Haha... "8800GT *OC* edition" 

Problem solved


----------



## oregon (Apr 15, 2008)

yeah, downclock your card to 600 core 900 memory and you should be fine. 

btw, do you get hangups when playing assassins creed? I get around 40-50 fps (max settings) but it will occasionally pause for a second or two, then be fine. this isn't a hardware problem is it?


----------



## oscaryu1 (Apr 15, 2008)

Oregon, is this during the beginning of the game?


----------



## Tomdarkness (Apr 15, 2008)

I don't really want to underclock the graphics card as I might as well payed £60 less and got a normal 8800GT. The strange thing is that I can run other, more demanding, games perfectly fine.


----------



## hermeslyre (Apr 15, 2008)

Try unplugging your internet connection. Really. 

http://arstechnica.com/journals/thu...ssins-creed-on-the-pc-bad-ui-bad-drm-bad-port

The game features DRM from hell, it causes crashes. Other than that, it appears that Ass. creed is allergic to Nvidia card, the above link has a screenie of your exact same graphical artifacting. The game is bugged to hell.

I played the leaked version a month ago, my nvidia card didn't have any problems and I didn't didn;t hit a sngle crash till the expected Jerusalem. It seems the devs hadn't screwed the game up at that point.


----------



## mrbojangles9211 (Apr 15, 2008)

I am guessing it is the game itself. I just read an article on how terrible the PC version is. I wish I had the link but I already X-ed out.


----------



## hermeslyre (Apr 15, 2008)

mrbojangles9211 said:


> I am guessing it is the game itself. I just read an article on how terrible the PC version is. I wish I had the link but I already X-ed out.
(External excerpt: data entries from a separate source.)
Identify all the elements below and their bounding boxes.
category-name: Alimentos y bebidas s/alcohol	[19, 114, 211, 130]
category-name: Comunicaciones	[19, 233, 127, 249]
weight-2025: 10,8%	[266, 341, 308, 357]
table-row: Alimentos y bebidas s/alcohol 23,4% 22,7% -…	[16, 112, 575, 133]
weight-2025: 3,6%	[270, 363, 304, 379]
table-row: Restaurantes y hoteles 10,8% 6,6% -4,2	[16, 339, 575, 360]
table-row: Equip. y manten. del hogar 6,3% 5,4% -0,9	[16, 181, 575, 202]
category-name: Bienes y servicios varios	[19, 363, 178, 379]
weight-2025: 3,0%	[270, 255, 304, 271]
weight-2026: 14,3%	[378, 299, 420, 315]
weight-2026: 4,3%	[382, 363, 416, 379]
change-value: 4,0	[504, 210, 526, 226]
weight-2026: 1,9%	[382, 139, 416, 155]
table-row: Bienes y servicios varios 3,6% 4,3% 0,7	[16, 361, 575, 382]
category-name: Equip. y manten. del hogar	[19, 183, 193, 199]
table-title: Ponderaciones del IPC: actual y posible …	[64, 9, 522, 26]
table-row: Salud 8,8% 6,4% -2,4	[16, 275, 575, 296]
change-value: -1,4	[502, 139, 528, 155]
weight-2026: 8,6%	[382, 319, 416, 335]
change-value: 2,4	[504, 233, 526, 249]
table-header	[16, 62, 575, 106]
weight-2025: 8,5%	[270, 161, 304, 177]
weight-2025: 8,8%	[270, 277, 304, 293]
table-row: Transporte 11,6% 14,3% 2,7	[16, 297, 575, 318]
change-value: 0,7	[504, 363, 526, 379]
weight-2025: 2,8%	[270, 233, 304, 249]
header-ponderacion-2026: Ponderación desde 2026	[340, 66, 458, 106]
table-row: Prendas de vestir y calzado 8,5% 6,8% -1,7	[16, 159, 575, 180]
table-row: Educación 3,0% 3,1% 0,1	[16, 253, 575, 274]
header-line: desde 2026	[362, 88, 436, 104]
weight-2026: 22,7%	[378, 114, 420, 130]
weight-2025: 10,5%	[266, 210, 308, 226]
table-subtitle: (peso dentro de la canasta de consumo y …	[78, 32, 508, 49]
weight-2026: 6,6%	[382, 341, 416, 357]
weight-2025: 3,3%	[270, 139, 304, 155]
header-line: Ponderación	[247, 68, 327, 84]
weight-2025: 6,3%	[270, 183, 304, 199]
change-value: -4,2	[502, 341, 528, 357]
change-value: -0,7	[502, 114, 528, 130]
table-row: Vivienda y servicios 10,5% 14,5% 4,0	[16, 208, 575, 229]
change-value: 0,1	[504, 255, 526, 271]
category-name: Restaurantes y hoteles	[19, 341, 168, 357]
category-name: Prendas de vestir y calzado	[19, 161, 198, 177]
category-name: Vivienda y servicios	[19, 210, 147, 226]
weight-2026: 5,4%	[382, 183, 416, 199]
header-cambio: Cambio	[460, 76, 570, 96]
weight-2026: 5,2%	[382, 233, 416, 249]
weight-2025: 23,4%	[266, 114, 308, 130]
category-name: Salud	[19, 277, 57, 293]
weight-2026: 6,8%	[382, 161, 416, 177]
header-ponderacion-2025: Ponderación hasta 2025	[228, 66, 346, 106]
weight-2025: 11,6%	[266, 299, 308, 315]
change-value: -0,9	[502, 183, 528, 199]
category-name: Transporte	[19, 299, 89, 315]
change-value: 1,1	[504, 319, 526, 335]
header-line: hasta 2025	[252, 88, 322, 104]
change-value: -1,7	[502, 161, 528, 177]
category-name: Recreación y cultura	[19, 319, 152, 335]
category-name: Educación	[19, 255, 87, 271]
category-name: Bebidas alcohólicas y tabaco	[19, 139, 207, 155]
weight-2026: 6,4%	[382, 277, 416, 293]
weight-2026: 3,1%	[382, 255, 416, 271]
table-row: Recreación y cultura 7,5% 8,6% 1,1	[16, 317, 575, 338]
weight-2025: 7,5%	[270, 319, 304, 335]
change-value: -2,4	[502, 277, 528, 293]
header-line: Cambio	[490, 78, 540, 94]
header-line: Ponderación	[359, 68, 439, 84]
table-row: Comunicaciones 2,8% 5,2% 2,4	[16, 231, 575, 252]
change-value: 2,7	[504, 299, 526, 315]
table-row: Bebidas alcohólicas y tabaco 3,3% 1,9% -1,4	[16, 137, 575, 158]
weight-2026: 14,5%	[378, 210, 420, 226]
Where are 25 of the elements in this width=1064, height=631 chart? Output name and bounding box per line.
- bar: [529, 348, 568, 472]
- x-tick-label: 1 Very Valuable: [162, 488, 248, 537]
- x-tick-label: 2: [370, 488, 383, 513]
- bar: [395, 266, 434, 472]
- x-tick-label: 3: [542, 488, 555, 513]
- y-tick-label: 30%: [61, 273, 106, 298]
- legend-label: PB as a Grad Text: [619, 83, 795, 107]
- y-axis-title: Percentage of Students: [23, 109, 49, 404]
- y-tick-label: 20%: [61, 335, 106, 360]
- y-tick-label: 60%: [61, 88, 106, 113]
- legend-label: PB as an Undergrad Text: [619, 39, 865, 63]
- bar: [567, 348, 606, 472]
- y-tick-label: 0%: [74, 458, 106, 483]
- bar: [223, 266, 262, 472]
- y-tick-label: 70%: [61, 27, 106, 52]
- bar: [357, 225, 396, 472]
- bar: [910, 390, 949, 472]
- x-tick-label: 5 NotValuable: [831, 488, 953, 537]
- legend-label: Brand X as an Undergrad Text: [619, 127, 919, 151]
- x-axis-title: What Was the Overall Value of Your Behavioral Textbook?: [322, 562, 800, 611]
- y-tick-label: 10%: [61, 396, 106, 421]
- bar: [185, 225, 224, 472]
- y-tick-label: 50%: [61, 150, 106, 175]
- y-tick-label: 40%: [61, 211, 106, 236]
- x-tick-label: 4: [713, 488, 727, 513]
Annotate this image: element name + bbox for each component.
There's a link right above you, no worries.


----------



## Kornowski (Apr 16, 2008)

Try what Andy has suggested!

... If that doesn't work, whack the fan up to 100% and like Paul said, try sticking a fan on the top of the card.

In your Antec 900, do you have a side fan?
If not, add one!


----------



## oregon (Apr 16, 2008)

i disabled my internet and i got no more pauses! thanks soooooo much. it is now alot more enjoyable.


----------



## hermeslyre (Apr 16, 2008)

oregon said:


> i disabled my internet and i got no more pauses! thanks soooooo much. it is now alot more enjoyable.
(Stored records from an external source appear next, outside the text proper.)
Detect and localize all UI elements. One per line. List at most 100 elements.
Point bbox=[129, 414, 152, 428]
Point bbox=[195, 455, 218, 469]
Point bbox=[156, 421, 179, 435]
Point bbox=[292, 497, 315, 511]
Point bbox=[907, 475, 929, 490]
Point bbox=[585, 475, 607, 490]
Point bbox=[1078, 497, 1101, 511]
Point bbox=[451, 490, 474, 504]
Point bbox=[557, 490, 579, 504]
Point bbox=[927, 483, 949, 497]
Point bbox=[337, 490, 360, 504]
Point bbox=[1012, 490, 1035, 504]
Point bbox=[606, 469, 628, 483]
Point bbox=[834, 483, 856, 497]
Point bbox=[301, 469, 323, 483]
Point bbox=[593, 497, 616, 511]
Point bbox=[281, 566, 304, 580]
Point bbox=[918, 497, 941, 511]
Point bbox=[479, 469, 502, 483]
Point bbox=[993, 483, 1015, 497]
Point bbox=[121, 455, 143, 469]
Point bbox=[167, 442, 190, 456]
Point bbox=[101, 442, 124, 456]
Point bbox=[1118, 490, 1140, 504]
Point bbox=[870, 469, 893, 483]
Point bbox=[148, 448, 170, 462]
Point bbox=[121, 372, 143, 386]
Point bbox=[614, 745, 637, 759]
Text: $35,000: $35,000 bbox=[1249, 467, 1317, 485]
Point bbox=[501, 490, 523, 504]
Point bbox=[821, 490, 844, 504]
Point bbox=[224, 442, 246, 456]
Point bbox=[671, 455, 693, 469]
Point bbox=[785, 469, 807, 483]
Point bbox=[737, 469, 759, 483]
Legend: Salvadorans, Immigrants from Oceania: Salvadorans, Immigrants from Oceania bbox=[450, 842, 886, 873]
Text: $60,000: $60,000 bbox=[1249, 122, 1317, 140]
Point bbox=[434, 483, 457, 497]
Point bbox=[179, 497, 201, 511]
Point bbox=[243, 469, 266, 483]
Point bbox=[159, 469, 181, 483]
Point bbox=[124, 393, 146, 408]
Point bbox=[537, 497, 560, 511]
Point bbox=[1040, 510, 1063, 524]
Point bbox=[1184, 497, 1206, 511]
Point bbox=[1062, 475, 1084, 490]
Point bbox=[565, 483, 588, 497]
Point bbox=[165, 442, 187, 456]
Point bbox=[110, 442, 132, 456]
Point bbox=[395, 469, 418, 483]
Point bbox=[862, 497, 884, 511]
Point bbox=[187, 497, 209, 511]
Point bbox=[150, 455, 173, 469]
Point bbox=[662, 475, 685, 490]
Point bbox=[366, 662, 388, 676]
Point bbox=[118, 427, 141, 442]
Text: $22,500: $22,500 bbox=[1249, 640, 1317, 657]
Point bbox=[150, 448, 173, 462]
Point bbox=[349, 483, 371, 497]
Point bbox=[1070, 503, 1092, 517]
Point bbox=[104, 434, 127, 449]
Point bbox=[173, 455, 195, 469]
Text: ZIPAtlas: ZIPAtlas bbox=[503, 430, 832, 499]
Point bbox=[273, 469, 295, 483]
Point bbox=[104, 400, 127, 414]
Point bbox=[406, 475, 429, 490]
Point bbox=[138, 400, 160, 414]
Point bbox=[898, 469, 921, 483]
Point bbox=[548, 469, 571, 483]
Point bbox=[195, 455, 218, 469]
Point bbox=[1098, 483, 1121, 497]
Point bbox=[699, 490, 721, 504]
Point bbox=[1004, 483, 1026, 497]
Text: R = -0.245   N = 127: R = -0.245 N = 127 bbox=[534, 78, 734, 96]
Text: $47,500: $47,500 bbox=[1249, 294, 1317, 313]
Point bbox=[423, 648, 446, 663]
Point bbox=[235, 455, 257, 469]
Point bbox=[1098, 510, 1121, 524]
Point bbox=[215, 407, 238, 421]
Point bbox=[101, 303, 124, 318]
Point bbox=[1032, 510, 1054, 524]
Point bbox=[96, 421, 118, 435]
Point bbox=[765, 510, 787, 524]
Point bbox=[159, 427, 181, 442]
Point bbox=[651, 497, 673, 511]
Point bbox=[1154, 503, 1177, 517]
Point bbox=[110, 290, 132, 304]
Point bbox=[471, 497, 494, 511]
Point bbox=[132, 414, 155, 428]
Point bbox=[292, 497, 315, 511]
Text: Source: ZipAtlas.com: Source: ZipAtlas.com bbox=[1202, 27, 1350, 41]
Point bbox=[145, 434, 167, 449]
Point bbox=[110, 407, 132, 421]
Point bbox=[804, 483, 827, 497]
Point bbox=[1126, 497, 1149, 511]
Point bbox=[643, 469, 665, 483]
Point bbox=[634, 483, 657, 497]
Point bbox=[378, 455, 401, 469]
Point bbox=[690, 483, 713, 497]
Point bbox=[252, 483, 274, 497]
Glad I could help! What a weird problem huh?


----------



## Tomdarkness (Apr 16, 2008)

Still crashes with the fan at 100%. I don't have a side fan although it seems a bit excessive to get one game to work, even cranking up the GPU fan seems excessive. Might try to contact Ubisoft but ill most likely get some idiot in a call center who does not have a clue..



Kornowski said:


> Try what Andy has suggested!
> 
> ... If that doesn't work, whack the fan up to 100% and like Paul said, try sticking a fan on the top of the card.
> 
> ...


----------



## oscaryu1 (Apr 16, 2008)

Tomdarkness said:


> Still crashes with the fan at 100%. I don't have a side fan although it seems a bit excessive to get one game to work, even cranking up the GPU fan seems excessive. Might try to contact Ubisoft but ill most likely get some idiot in a call center who does not have a clue..
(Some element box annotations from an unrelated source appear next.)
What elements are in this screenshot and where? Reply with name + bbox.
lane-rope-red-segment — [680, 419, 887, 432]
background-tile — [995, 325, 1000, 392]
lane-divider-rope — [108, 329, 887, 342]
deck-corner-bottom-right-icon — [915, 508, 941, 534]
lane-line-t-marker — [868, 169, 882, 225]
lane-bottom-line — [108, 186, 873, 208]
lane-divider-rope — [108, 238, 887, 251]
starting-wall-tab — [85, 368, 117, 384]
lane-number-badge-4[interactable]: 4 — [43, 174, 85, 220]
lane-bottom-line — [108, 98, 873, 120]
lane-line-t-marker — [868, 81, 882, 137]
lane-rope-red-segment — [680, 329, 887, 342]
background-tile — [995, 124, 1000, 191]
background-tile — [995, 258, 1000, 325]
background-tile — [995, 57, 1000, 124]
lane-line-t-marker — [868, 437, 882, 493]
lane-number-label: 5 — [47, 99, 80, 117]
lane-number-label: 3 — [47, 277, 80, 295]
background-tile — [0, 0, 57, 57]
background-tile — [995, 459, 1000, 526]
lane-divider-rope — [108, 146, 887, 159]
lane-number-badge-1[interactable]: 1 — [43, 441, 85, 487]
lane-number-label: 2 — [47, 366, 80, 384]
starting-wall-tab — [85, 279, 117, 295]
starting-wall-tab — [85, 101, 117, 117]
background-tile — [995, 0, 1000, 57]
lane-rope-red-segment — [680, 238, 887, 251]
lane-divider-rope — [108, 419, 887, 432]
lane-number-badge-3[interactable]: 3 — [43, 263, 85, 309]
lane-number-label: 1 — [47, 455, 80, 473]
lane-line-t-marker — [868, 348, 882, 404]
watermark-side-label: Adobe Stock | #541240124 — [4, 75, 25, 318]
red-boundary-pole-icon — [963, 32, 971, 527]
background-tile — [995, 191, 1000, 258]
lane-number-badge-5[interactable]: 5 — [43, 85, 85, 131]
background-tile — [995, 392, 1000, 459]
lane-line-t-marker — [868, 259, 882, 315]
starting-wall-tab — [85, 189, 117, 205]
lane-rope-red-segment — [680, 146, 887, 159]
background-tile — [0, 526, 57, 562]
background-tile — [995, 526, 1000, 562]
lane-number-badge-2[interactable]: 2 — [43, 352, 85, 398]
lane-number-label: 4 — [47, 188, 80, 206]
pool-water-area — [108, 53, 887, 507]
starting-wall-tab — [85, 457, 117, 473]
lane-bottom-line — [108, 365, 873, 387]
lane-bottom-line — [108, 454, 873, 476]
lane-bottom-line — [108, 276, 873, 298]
Turn it down immidiately! 100% will decrease your fan life drastically!


----------



## Tomdarkness (Apr 16, 2008)

I am really stuck on what to do then. Do you think its worthwhile contacting BFG about it?



oscaryu1 said:


> Turn it down immidiately! 100% will decrease your fan life drastically!


----------



## Kornowski (Apr 16, 2008)

Tomdarkness said:


> I am really stuck on what to do then. Do you think its worthwhile contacting BFG about it?



Have you tried disabling your internet?


----------



## oregon (Apr 16, 2008)

Internet wouldn't probably won't make a difference, it just pauses the game when it tries to contact. 

Have you tried downclocking yet? It will probably only take 10 or 20 MHz slower to fix it if the overclock is the problem. The performance difference from doing this would be very minimal. 

you could try and RMA it, but that will likely take a few weeks and it could be easier to fix it yourself.


----------



## oscaryu1 (Apr 17, 2008)

Moral - Don't get Pre-OC'd video cards.


----------



## Kornowski (Apr 17, 2008)

oscaryu1 said:


> Moral - Don't get Pre-OC'd video cards.



Do it yourself


----------